Less than a week after that decision, Mr. Roland sued Annett Holdings on behalf of himself and others similarly situated, according to documents. He cited the company’s continued attempts to compel him to travel to Des Moines for the light-duty work program despite judicial direction otherwise. Mr. Roland alleged Annett Holdings acted in bad faith and violated his statutory rights and those of similarly situated employees. Mr. Roland sought compensatory and punitive damages and that the district court to certify the matter as a class action, according to documents.

A district court held a hearing on the class certification in 2018. Annett Holdings moved to decertify the class action despite the facts that some 40 injured drivers had been subjected to the MOU, according to documents.

That district court decided Mr. Roland and the other drivers met the requirements for class certification, writing “a central issue common to the proposed class is the lawfulness or validity of the MOU as it relates to the light duty work and medical care provided in Iowa. This common question clearly predominates over any questions” on the similar cases.

Annett Holdings then appealed the court’s certification of the class, asserting Mr. Roland did not “show the existence of a question of law or fact common to a (the) class,” documents state. At that time, the state Supreme Court granted a stay of the district court's proceedings until conclusion of the appeal, according to documents.

Citing that the district court did not abuse its discretion in certifying the class, the appeals court affirmed.

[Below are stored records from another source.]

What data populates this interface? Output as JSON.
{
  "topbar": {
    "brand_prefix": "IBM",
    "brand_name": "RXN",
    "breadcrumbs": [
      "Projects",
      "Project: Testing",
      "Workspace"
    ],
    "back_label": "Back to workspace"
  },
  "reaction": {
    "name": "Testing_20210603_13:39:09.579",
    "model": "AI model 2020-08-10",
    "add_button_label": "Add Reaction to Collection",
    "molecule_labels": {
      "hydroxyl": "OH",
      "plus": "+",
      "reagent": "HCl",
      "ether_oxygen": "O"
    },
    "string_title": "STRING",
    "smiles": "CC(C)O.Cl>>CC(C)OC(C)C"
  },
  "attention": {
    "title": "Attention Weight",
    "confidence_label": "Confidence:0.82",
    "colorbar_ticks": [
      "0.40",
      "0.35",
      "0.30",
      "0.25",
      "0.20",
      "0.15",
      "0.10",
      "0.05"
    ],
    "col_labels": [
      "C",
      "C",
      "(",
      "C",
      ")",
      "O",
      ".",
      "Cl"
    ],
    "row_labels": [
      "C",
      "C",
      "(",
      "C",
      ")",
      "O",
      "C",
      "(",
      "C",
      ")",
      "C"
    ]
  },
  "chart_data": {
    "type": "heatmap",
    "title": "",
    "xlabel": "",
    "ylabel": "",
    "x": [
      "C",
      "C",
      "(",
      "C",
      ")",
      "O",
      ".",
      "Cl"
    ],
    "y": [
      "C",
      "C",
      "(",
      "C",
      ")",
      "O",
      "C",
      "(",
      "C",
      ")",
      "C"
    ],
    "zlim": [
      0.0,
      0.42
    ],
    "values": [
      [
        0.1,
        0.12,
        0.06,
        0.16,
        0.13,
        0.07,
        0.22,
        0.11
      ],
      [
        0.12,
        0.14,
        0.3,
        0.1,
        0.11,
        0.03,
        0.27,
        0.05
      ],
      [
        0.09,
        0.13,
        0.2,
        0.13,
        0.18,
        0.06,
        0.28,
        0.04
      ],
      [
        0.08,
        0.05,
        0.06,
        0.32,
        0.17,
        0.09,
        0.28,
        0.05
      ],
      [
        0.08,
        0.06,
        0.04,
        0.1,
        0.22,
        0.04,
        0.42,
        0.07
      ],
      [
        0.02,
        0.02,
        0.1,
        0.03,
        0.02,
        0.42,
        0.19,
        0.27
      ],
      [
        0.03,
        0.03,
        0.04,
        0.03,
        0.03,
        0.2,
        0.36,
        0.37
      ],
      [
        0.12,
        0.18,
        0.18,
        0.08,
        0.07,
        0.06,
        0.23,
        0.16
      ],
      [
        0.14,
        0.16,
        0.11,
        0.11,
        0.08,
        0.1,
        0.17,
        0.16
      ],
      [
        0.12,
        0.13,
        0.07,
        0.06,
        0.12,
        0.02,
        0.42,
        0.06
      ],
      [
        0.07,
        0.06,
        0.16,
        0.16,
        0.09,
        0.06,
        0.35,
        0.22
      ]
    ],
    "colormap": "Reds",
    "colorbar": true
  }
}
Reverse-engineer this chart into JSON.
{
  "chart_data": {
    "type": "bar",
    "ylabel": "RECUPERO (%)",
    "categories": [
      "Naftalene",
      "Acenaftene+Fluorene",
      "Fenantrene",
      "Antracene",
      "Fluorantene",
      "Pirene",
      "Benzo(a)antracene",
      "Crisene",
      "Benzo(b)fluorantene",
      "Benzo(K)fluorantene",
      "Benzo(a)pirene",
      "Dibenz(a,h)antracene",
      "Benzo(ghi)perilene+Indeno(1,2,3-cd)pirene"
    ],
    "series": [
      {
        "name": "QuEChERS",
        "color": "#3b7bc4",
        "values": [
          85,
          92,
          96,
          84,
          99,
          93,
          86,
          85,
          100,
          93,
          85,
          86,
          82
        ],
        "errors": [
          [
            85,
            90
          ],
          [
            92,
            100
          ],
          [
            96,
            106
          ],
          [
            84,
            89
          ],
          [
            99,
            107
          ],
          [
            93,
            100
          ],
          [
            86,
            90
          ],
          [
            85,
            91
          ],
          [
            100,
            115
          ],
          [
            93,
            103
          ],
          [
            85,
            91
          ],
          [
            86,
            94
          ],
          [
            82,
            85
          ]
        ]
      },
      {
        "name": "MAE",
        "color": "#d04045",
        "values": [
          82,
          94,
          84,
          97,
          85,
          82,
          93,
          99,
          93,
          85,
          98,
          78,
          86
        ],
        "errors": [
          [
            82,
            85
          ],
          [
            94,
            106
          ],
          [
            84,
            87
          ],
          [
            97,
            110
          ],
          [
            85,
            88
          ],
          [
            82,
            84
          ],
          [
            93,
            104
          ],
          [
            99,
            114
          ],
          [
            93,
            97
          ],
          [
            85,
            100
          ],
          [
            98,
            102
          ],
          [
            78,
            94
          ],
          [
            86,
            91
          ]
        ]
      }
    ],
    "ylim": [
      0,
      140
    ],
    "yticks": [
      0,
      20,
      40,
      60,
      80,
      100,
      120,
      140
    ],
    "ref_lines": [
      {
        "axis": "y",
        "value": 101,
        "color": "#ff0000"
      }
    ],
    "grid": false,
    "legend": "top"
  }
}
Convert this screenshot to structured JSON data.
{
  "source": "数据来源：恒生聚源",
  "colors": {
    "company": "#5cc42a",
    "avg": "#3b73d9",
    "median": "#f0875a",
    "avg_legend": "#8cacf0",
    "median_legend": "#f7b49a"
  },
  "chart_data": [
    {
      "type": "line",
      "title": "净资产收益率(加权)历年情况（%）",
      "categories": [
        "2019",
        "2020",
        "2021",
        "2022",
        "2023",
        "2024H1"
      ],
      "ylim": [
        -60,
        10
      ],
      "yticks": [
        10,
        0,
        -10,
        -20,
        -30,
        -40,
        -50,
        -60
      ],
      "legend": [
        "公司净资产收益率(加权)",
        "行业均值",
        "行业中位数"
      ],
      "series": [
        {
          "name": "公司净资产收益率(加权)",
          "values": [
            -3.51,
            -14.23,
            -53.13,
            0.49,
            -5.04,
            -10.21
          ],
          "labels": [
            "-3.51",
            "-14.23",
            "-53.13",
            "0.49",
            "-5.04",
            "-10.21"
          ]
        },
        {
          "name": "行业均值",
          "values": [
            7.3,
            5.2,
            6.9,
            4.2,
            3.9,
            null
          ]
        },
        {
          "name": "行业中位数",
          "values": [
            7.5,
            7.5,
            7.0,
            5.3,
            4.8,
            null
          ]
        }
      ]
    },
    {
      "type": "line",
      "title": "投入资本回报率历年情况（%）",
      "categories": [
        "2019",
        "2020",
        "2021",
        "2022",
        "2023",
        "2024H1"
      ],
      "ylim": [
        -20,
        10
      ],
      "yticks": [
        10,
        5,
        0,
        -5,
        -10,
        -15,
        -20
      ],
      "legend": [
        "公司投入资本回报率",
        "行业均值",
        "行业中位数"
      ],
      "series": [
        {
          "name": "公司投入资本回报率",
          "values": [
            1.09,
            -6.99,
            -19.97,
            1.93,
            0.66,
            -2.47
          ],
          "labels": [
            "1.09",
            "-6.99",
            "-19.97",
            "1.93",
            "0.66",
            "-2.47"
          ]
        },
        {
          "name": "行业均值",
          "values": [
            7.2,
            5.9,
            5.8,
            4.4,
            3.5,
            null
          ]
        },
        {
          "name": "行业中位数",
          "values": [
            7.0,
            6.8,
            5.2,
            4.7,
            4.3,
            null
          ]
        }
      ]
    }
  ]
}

The “generalized evidence is the legality of the MOU, properly recognized by the district court as central to each member’s claim,” Wednesday’s appeals court ruling states. “Even if individual class members may offer evidence specific to their own injuries and what medical treatment was reasonably necessary, the elephant in the room will continue to be the MOU and its conflict with (state law).”

The company and attorneys involved could not immediately be reached for comment.